Paradoksalnie w większości przypadków najciekawsze są nie wypowiedzi znanych osobistości, jak sir Alex Ferguson, Jose Mourinho czy Sergio Ramos, ale słowa osób drugiego planu – prywatnej fizjoterapeutki Cristiano Ronaldo, które opowiada o jego mięśniach, lekarzy, którzy z nim pracowali czy trenerów drużyn młodzieżowych Sportingu Lizbona. To duży atut książki, gdyż autorom udało się dotrzeć do wielu ludzi, którzy spotkali na swojej drodze Portugalczyka i mogą coś ciekawego i przede wszystkim nowego powiedzieć o jego metodach treningowych i mentalności. Kolejna wartość dodana to bez wątpienia wypowiedzi sportowców reprezentujących inne dyscypliny. Usain Bolt mówi, że CR7 byłby świetnym sprinterem na pierwszych 50 m, Rafael Nadal podkreśla jego chęć zwyciężania, a prezydent Hiszpańskiej Federacji Lekkoatletycznej zaznacza, że portugalski zawodnik świetnie poradziłby sobie w skokach oraz na dystansie 400 m. Interesujące spostrzeżenia, które udowadniają, że Cristiano Ronaldo to nie tylko wybitny piłkarz, ale także prawdziwy atleta.

Operacja serca, maszyna NASA i dodatkowa kość
Skoro mowa o ciekawych wnioskach płynących z książki, warto nieco rozszerzyć ten wątek. „CR7. Maszyna” jest bowiem niezwykle bogata w zaskakujące fakty i wyniki badań pozwalające lepiej zrozumieć fenomen Portugalczyka. Nie chciałbym zdradzać zbyt wiele, gdyż wtedy czytanie książki mijałoby się z celem, ale kilka spostrzeżeń, które mnie zaskoczyły, wymienię. Przede wszystkim ciekawe były fragmenty, w których Pereira i Gallardo pisali o regeneracji Cristiano Ronaldo. Jak dowiadujemy się z książki, jedną z podstawowych pomeczowych aktywności gracza Królewskich jest pływanie. Pozwala mu ono rozluźnić mięśnie i wyczyścić umysł. Z tego też powodu portugalski piłkarz wybudował w domu basen, z którego codziennie korzysta. Oprócz niego w swojej posiadłości ma także… maszynę NASA, dzięki której może biegać w stanie zmniejszonej grawitacji, nie obciążając tym samym stawów.

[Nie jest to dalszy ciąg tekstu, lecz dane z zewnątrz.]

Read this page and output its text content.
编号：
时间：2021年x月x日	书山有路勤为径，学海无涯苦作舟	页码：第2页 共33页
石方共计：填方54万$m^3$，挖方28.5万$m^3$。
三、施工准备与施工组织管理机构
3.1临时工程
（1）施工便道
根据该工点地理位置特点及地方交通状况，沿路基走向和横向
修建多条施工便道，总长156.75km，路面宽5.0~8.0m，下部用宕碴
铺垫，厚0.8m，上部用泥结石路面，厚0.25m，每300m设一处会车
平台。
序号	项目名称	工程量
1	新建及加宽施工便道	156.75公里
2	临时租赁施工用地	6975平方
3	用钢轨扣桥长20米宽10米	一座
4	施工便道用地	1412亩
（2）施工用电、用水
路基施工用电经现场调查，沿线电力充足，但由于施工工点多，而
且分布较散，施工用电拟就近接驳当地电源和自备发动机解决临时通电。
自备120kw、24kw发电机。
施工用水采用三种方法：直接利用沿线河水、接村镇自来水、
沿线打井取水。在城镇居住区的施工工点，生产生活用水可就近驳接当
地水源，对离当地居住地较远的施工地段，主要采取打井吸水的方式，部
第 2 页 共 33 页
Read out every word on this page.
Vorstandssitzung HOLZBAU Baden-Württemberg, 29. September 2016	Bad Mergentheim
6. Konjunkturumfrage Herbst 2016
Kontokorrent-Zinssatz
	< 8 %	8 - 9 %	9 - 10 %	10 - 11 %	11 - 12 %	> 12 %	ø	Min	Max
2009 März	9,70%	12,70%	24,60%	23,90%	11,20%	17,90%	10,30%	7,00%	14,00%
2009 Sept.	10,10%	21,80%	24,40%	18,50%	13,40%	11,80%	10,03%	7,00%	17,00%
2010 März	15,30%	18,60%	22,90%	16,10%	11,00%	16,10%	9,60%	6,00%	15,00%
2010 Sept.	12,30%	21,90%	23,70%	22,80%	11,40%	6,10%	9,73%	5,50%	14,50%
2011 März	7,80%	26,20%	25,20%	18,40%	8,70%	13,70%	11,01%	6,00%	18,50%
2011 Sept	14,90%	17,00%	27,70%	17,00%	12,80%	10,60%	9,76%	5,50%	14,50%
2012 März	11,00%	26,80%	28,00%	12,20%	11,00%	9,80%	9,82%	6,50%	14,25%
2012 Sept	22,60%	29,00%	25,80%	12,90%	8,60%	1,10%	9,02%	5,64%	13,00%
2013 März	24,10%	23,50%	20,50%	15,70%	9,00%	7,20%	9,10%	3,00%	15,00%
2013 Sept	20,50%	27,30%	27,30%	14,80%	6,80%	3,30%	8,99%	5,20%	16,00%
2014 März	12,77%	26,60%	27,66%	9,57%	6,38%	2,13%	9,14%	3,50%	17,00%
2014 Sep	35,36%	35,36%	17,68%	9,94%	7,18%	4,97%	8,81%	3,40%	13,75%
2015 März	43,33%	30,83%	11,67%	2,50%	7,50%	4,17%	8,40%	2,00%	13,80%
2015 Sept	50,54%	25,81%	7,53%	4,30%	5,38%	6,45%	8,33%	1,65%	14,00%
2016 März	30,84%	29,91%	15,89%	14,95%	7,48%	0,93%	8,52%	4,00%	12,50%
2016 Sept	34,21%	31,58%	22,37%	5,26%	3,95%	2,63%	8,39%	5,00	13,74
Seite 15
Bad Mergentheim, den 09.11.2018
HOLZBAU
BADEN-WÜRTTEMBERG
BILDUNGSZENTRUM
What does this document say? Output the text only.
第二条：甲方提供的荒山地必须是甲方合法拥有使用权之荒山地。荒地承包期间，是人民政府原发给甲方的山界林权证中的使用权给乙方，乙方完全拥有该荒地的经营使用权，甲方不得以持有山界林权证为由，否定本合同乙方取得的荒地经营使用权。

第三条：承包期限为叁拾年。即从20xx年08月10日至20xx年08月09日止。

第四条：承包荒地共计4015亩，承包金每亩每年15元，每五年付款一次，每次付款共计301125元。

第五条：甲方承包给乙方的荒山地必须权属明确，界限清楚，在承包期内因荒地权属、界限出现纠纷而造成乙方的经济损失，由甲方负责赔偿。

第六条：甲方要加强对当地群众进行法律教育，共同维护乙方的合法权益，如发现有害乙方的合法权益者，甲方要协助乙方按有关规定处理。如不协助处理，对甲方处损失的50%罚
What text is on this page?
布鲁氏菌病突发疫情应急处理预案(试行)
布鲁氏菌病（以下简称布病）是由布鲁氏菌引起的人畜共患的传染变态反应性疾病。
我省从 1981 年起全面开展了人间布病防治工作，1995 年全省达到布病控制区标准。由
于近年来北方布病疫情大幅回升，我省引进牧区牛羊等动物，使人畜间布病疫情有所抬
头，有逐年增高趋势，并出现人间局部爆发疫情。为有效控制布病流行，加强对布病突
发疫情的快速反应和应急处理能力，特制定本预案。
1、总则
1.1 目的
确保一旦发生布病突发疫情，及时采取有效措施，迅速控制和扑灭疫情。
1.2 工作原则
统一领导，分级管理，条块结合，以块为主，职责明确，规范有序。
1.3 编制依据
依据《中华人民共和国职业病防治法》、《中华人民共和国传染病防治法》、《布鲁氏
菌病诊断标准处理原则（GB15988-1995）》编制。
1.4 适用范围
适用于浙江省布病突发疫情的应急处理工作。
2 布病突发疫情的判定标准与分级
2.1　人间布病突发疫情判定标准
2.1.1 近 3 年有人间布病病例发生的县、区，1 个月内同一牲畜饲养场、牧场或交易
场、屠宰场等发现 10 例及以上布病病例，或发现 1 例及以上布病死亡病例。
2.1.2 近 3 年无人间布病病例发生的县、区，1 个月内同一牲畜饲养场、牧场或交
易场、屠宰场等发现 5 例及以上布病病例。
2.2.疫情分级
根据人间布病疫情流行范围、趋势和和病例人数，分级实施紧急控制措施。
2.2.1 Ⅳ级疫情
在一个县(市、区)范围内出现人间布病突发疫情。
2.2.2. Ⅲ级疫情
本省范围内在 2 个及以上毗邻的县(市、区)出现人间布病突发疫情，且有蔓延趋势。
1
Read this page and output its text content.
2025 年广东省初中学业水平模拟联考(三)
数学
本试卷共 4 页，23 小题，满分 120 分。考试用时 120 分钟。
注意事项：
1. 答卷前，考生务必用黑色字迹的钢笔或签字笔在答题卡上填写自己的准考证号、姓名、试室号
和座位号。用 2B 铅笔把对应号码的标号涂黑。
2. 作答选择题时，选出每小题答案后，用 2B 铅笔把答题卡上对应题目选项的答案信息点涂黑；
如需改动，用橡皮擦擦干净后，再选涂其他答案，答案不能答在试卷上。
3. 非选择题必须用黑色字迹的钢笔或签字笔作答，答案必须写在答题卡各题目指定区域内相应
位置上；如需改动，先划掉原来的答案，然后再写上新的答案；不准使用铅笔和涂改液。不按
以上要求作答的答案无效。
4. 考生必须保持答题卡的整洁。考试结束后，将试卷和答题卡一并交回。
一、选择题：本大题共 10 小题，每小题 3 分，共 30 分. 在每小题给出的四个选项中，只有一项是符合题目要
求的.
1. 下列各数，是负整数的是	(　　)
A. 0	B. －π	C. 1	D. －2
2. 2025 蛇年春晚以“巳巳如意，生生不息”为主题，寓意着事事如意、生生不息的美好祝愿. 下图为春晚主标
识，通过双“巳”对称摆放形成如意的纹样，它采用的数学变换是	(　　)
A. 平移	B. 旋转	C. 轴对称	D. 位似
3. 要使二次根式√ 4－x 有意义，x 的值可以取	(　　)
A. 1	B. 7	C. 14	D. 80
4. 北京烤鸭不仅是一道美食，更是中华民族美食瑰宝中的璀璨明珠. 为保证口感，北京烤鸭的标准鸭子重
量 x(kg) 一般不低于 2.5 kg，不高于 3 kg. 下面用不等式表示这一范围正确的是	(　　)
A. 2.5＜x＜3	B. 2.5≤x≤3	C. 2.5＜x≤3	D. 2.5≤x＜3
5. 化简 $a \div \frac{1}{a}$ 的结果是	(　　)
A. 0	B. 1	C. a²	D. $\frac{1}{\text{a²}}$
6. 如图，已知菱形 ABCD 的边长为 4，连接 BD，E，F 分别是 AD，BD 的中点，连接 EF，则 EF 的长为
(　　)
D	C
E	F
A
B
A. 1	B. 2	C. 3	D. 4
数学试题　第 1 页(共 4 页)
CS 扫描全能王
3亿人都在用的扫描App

Jeszcze inne ciekawe informacje, które znalazły się w książce, wiążą się z ciałem Cristiano Ronaldo. Abstrahując od jego świetnie wyrzeźbionych mięśni, nad którymi pracował od momentu dołączenia do Sportingu Lizbona, często wbrew zakazom trenerów, autorzy docierają do zaskakujących informacji. Wyjątkową szybkość, skoczność i wytrzymałość piłkarza tłumaczą afrykańskimi korzeniami (prababka ze strony ojca urodziła się w Republice Zielonego Przylądka). W innym miejscu szeroko opisują arytmię, z którą w młodości zmagał się Cristiano Ronaldo, co już na starcie omal nie zakończyło jego kariery. Dzięki operacji serca zawodnik mógł jednak kontynuować treningi. Jeszcze inny fragment książki autorzy poświęcają na opisanie „nadprogramowej” kości CR7, która znajduje się w jego prawej kostce. To właśnie jej przemieszczenie powstałe w wyniku kopnięcia Diawary było przyczyną przymusowego odpoczynku piłkarza w 2009 roku.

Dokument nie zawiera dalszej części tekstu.